Feb 26 11:57:38 localhost.localdomain neo4j[1381]: 2020-02-26 16:57:38.701+0000 WARN  Use of deprecated setting dbms.connectors.default_listen_address. It is replaced by dbms.default_listen_
Feb 26 11:57:38 localhost.localdomain neo4j[1381]: 2020-02-26 16:57:38.704+0000 WARN  Use of deprecated setting dbms.directories.certificates. Legacy ssl policy is no longer supported.
Feb 26 11:57:38 localhost.localdomain neo4j[1381]: 2020-02-26 16:57:38.786+0000 INFO  ======== Neo4j 4.0.0 ========
Feb 26 11:57:38 localhost.localdomain neo4j[1381]: 2020-02-26 16:57:38.791+0000 INFO  Starting...
Feb 26 11:58:05 localhost.localdomain neo4j[1381]: 2020-02-26 16:58:05.606+0000 INFO  Bolt enabled on 127.0.0.1:7687.
Feb 26 11:58:05 localhost.localdomain neo4j[1381]: 2020-02-26 16:58:05.607+0000 INFO  Started.
Feb 26 11:58:11 localhost.localdomain neo4j[1381]: 2020-02-26 16:58:11.455+0000 INFO  Remote interface available at http://localhost:7474/

Is it possible for somebody to provide a simple and straightforward recipe for performing a straightforward hello-world roundtrip to demonstrate that neo4j is installed and running on a local guest VM? If it can be done with Apache, the various IDEs, nodejs, react, angular, mongodb, and mysql, is it so very hard to do with neo4j?

@tms you're using 4.0 -- and I think you're running into an issue discussed / solved here: Cypher-shell certificates - #2 by david.allen

Is it easier to use an earlier version of neo4j?

I'm trying very hard to avoid getting sucked down the rathole of certs, domain names, and all that. I get that I need all that for a production server facing the jungle.

I'm running a guest VM on my own physical computer with several firewalls between it and the outside world. None of these communications require any complex authentication technology.

I appreciate the quick response, I'm not trying to bust your chops. I'm just looking for the quickest dirtiest path to doing some local experimentation with neo4j.

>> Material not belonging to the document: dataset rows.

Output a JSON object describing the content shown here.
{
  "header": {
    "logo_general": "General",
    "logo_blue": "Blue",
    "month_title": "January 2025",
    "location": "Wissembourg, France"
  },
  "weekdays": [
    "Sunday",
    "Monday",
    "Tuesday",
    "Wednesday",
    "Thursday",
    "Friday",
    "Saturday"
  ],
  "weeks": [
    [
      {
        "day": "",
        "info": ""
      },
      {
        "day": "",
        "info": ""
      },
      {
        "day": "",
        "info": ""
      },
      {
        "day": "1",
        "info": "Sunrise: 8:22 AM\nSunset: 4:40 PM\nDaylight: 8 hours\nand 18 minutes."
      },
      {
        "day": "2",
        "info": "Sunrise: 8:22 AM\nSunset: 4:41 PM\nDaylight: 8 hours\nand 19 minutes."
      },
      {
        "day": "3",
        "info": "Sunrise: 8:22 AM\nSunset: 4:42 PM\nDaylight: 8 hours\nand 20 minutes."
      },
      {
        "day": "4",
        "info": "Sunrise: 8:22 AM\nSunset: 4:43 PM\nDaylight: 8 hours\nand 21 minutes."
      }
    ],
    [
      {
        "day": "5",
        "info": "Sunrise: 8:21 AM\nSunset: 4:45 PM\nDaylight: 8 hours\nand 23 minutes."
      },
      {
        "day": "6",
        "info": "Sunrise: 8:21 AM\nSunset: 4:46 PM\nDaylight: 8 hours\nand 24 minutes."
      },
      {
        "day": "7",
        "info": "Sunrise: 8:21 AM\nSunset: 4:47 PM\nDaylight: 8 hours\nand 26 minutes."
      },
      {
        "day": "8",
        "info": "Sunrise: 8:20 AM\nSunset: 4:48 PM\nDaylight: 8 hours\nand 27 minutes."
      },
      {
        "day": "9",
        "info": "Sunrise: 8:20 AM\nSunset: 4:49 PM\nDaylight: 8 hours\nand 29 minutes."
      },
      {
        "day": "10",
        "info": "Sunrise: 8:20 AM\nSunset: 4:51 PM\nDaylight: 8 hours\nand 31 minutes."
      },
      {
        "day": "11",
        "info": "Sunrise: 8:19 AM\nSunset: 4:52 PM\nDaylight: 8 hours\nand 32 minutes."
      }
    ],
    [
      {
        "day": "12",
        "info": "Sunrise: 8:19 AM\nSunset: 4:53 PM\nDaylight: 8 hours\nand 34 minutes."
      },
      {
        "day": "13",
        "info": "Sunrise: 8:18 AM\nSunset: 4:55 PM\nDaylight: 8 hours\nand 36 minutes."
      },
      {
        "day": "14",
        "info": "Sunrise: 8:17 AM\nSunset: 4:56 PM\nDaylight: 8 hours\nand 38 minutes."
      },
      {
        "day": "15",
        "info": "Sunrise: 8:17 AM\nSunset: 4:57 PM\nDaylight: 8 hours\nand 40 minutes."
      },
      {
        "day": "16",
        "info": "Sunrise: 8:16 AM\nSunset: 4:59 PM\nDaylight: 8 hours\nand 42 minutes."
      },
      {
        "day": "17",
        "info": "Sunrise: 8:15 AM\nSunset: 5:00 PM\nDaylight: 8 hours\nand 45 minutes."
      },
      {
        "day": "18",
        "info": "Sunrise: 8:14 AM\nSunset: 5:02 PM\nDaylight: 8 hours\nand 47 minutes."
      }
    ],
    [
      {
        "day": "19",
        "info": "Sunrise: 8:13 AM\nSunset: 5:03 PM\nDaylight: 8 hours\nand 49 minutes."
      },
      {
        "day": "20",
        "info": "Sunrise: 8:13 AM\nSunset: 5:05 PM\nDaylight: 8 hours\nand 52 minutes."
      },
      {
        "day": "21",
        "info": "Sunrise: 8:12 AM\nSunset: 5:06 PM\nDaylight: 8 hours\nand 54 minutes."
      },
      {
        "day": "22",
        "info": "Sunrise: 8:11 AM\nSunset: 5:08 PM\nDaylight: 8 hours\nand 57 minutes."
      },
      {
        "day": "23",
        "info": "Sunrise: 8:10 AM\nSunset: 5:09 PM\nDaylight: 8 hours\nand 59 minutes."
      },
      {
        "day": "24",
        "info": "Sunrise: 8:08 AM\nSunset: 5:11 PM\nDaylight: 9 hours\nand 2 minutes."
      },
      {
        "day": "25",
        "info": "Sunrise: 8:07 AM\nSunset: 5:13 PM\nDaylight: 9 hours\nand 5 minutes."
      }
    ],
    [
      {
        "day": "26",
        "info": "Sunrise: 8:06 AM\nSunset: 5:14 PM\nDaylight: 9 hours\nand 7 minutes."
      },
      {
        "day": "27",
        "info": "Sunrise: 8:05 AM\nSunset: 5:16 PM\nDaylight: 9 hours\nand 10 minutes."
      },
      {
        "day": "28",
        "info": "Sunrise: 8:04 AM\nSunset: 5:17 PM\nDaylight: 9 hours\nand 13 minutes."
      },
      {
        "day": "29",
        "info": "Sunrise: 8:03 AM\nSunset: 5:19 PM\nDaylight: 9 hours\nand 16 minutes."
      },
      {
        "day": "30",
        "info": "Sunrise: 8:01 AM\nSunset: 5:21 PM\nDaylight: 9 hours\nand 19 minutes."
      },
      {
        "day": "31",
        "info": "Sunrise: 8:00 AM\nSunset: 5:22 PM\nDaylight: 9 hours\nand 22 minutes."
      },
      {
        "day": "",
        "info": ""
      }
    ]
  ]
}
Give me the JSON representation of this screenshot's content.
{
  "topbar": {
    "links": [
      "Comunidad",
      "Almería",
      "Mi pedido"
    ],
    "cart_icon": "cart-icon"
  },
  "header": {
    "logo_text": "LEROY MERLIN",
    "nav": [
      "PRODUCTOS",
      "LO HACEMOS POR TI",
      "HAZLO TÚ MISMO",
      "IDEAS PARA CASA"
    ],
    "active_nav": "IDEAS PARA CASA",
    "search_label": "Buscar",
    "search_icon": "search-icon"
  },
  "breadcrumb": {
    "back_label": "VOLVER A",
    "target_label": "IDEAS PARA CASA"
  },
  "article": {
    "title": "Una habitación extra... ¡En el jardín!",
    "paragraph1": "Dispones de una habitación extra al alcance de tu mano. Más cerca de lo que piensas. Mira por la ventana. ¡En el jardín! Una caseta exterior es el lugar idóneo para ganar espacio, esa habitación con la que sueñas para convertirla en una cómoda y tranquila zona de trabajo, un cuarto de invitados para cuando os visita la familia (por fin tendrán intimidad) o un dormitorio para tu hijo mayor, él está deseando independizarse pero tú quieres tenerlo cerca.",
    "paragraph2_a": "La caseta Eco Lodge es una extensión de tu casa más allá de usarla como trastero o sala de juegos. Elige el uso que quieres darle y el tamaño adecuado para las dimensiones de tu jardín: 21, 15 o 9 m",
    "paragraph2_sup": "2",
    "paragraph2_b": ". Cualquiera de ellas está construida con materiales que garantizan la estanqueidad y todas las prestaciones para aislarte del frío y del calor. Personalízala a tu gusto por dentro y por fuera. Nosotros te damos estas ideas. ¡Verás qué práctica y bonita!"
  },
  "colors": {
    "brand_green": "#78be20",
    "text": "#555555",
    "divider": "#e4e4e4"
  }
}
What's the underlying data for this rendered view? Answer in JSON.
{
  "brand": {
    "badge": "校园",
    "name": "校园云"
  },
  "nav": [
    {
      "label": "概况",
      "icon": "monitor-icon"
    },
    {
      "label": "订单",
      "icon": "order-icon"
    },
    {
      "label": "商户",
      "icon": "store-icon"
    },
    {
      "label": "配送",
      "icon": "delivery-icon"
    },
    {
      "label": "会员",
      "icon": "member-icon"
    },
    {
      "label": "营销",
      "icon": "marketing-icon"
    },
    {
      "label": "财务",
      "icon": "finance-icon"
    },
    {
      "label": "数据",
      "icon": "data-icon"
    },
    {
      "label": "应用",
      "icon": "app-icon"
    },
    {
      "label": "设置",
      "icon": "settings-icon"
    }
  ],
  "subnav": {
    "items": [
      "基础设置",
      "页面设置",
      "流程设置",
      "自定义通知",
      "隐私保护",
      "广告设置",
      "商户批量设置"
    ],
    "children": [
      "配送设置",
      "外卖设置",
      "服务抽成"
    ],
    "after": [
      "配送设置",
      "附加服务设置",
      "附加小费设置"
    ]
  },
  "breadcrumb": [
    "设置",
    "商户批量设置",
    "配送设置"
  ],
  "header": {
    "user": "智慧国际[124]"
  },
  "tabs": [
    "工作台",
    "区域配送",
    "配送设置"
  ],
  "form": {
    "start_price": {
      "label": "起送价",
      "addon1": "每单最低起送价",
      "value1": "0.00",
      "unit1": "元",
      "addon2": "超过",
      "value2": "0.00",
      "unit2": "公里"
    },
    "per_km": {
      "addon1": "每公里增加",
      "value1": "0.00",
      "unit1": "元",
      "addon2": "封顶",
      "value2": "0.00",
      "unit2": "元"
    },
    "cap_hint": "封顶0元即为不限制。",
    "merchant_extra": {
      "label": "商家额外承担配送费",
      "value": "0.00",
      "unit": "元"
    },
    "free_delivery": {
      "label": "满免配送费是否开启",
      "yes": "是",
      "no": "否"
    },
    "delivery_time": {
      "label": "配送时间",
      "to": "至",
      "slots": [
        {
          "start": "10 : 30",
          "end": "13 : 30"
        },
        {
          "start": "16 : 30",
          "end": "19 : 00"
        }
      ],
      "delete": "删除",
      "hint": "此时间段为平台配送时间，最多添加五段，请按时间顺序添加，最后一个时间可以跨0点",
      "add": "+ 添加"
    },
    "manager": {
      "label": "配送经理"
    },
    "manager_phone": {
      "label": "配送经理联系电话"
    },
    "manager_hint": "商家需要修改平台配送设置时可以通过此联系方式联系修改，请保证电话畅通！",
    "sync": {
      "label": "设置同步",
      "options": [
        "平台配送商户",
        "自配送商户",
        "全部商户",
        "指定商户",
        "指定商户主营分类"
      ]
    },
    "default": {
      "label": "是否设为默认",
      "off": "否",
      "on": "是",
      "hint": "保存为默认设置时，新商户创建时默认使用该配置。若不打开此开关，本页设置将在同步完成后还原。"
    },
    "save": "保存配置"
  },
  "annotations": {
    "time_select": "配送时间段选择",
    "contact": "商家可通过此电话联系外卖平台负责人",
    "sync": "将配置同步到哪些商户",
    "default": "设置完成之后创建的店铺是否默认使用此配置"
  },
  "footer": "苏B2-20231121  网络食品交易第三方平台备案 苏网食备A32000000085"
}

I may even just punt this altogether and try connecting from running python code using the python drivers.

@tms the absolute quickest and dirtiest way to try Neo4j is neo4jsandbox.com, nothing to install or use.

After that, if you want to set it up yourself, I'd ask you to consider using one of the Cloud Marketplace launches. After that, if you don't want a cluster, you should consider something like this: How to Automate Neo4j Deploys on Google Cloud Platform (GCP) | by David Allen | Neo4j Developer Blog | Medium (there's an equivalent article for AWS and Azure if you're there). Most of those options (as of this writing) will be 3.5 series.

Setting up and configuring everything yourself, on a VM of your own creation, using 4.0.0 - your best option is to follow the guidance I linked above.

Ok, got it.

I note the following from an elevated command prompt on the Windows 10 pro host:

C:\WINDOWS\system32>curl http://192.168.242.128:80
<h1>Hello world</h1>

C:\WINDOWS\system32>curl http://192.168.242.128:7474
curl: (7) Failed to connect to 192.168.242.128 port 7474: Connection refused

The first shows that the host is able to communicate with the guest on port 80. The second shows (I think) that the guest won't respond on port 7474.

I guess this is consistent with the certificate issue you describe. I guess I'll make and install a self-signed certificate -- I've done that before, but in a different VM and environment.